The Brackelsberg syllabic typewriter of 1897 is another hallucinogenic creation from the golden age of writing machine design. This one was never mass-produced, but a working prototype was built, and is pictured above in a photograph from Friedrich Müller's Schreibmaschinen und Schriften-Vervielfältigung (1900).
Ernst Wilhelm Brackelsberg, of the Westphalian town of Ohligs, contributed several interesting designs to typewriter history. His Westphalia (1884) was a linear index machine with differential spacing. It was manufactured, but is very rare today. Shortly after patenting the typewriter illustrated above (German patent no. 100532), he patented another syllabic machine (patent no. 103712), this one using more conventional frontstroke typebars. This design is also illustrated in Müller's book, and like its predecessor, it never reached the market.
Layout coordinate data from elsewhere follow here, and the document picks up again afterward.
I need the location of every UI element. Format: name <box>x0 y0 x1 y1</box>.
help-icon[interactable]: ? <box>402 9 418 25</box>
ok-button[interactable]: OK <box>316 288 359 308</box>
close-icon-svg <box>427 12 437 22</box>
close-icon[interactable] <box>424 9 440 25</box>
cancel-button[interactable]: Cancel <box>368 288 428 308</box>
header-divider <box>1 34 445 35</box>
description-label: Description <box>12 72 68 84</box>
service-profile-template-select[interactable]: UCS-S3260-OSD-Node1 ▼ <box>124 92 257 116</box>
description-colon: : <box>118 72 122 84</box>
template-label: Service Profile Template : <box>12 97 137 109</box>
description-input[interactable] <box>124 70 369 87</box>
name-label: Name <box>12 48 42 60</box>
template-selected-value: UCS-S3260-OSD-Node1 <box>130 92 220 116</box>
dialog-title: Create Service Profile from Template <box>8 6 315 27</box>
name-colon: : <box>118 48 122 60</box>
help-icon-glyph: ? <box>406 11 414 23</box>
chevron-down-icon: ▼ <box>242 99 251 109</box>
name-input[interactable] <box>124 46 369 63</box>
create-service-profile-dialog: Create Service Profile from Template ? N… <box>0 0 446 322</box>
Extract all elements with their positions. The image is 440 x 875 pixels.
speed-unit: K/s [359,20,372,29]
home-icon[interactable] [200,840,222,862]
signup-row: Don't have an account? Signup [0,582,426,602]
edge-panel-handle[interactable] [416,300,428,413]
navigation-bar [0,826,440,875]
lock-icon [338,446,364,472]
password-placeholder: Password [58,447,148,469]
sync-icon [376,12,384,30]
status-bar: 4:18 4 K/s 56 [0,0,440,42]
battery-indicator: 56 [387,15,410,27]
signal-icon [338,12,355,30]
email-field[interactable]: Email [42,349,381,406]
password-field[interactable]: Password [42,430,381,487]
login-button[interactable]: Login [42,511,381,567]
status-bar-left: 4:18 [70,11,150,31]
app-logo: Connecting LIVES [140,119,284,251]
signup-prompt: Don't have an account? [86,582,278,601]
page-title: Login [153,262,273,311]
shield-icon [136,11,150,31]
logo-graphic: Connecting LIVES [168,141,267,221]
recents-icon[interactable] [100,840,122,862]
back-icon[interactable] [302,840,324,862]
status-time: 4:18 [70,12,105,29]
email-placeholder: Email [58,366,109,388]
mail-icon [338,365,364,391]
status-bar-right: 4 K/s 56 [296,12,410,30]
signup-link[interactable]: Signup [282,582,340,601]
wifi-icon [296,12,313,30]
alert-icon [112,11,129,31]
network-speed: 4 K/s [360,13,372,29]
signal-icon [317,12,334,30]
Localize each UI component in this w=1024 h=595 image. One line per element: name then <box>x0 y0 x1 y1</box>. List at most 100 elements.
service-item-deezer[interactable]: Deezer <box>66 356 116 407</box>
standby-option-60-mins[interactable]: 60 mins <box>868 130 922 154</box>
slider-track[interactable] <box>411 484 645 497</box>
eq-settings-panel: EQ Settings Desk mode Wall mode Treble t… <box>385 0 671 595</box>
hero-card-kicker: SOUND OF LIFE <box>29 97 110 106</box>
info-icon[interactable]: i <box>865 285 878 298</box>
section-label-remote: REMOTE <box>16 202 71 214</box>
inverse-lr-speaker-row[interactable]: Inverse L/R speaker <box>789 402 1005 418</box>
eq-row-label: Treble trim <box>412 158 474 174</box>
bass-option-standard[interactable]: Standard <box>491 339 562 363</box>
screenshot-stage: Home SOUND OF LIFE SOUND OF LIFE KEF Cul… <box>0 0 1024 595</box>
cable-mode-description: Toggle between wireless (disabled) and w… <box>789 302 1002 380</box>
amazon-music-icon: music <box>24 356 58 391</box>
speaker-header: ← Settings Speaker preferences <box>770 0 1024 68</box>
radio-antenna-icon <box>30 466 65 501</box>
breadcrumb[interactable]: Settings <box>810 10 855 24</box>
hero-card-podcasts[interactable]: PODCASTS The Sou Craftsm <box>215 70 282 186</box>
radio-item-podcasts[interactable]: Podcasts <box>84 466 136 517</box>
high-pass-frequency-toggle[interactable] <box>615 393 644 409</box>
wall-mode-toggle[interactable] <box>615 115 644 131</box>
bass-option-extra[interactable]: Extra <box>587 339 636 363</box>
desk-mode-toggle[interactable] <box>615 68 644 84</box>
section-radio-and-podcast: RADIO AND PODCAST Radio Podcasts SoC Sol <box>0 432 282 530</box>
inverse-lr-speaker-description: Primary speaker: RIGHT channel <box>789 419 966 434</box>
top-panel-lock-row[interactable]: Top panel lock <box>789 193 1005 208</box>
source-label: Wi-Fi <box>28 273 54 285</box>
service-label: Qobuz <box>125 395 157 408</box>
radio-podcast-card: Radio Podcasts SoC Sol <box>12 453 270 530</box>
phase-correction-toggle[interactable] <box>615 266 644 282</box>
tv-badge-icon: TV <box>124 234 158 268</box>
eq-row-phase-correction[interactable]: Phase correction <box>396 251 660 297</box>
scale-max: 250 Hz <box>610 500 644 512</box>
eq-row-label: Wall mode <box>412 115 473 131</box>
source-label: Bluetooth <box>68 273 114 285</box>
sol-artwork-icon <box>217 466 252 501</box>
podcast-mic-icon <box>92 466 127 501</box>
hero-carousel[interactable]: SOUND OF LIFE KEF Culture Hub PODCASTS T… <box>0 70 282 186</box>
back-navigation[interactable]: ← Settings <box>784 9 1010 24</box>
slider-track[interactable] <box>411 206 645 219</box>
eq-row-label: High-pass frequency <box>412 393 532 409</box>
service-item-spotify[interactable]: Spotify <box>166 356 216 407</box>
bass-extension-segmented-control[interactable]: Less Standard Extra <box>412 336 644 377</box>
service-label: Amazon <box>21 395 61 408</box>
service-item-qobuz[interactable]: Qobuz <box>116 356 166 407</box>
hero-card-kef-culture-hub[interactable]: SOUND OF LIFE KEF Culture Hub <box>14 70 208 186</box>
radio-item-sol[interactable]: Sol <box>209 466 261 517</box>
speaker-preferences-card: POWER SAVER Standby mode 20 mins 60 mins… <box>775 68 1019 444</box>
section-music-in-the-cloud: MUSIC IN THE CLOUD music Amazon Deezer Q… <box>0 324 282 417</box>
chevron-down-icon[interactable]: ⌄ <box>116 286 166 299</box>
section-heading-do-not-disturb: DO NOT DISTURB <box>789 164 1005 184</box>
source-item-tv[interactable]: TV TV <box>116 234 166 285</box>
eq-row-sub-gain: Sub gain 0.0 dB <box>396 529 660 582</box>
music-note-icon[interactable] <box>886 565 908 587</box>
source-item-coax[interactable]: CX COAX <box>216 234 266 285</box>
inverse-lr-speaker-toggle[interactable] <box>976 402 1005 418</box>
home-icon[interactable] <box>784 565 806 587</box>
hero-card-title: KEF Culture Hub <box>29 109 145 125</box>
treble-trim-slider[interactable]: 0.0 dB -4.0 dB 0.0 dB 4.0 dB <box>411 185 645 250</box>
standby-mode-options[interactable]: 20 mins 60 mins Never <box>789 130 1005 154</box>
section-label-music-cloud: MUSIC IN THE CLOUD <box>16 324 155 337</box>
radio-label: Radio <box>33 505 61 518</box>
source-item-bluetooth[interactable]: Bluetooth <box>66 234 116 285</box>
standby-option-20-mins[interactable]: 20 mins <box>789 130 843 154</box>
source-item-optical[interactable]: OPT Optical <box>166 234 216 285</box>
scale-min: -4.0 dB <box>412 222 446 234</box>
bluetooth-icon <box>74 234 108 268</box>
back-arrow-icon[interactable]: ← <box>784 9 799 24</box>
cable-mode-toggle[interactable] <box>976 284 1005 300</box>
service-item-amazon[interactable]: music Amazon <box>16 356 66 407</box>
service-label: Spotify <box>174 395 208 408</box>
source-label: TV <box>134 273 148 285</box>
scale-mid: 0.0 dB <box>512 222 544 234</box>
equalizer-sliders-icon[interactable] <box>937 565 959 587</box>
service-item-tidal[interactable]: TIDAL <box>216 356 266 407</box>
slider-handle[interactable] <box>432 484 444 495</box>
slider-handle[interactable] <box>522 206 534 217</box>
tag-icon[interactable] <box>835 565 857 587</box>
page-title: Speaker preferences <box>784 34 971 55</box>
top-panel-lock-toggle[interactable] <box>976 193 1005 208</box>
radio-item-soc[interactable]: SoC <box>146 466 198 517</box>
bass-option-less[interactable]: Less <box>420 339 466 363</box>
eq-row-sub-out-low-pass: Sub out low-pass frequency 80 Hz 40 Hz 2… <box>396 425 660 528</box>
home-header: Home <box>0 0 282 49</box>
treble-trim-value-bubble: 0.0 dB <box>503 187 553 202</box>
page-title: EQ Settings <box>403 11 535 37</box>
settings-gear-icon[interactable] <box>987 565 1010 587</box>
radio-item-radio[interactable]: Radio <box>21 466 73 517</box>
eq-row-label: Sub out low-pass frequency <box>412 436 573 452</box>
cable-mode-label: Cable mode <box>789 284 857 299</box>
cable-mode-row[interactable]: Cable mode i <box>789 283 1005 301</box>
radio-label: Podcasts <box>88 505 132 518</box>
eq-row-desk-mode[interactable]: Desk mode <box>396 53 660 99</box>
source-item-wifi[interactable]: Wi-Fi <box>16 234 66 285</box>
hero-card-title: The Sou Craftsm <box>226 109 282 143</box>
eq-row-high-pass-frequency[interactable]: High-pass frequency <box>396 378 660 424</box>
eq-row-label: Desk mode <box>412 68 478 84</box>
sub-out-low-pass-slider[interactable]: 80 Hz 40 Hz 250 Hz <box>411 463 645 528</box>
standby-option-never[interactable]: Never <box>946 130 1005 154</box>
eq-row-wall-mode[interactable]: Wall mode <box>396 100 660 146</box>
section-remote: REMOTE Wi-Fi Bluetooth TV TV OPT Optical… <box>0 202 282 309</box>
The basic idea of the 1897 machine was that the types were arranged on several type sectors that swung up and down, each sector carrying about 30 different types. Four such sectors were located side by side in the machine, and could be operated simultaneously--thus, the typist could type four or more characters at once. In principle, you could type syllable-by-syllable, instead of letter-by-letter. The paper and ribbon were hit against the types by a hammer striking from the rear, as on the Hammond (which used a horizontally swinging sector) and quite a few other early writing machines. The prototype had a keyboard with an imposing 132 keys that controlled four type sectors: one with numerals and punctuation marks, one with an upper-case alphabet and the period, and two with lower-case alphabets and the comma.
It looks like a slow and heavy design, but Brackelsberg boasted that his machine was quiet, its writing was always visible, and the syllabic feature would make it fast and convenient. However, this scheme was impractical. As the manufacturers of the Duplex could have told him, the ability to type more than one character at once turns out to be not a time-saving gift to the typist, but a migraine-inducing nightmare.
So was the Brackelsberg a work of genius, or an absurdity? British typewriter historian G. C. Mares writes judiciously in 1909 about typewriter inventions among "the Teutonic people": "Like the French ... many of their earlier efforts were of little practical value, but it must be urged most strongly that even the smallest effort deserves consideration; for each machine, however insignificant as a whole, might possibly have developed or improved some part, even if but a small one, and so aided in arriving at the present highly developed instruments." Amen.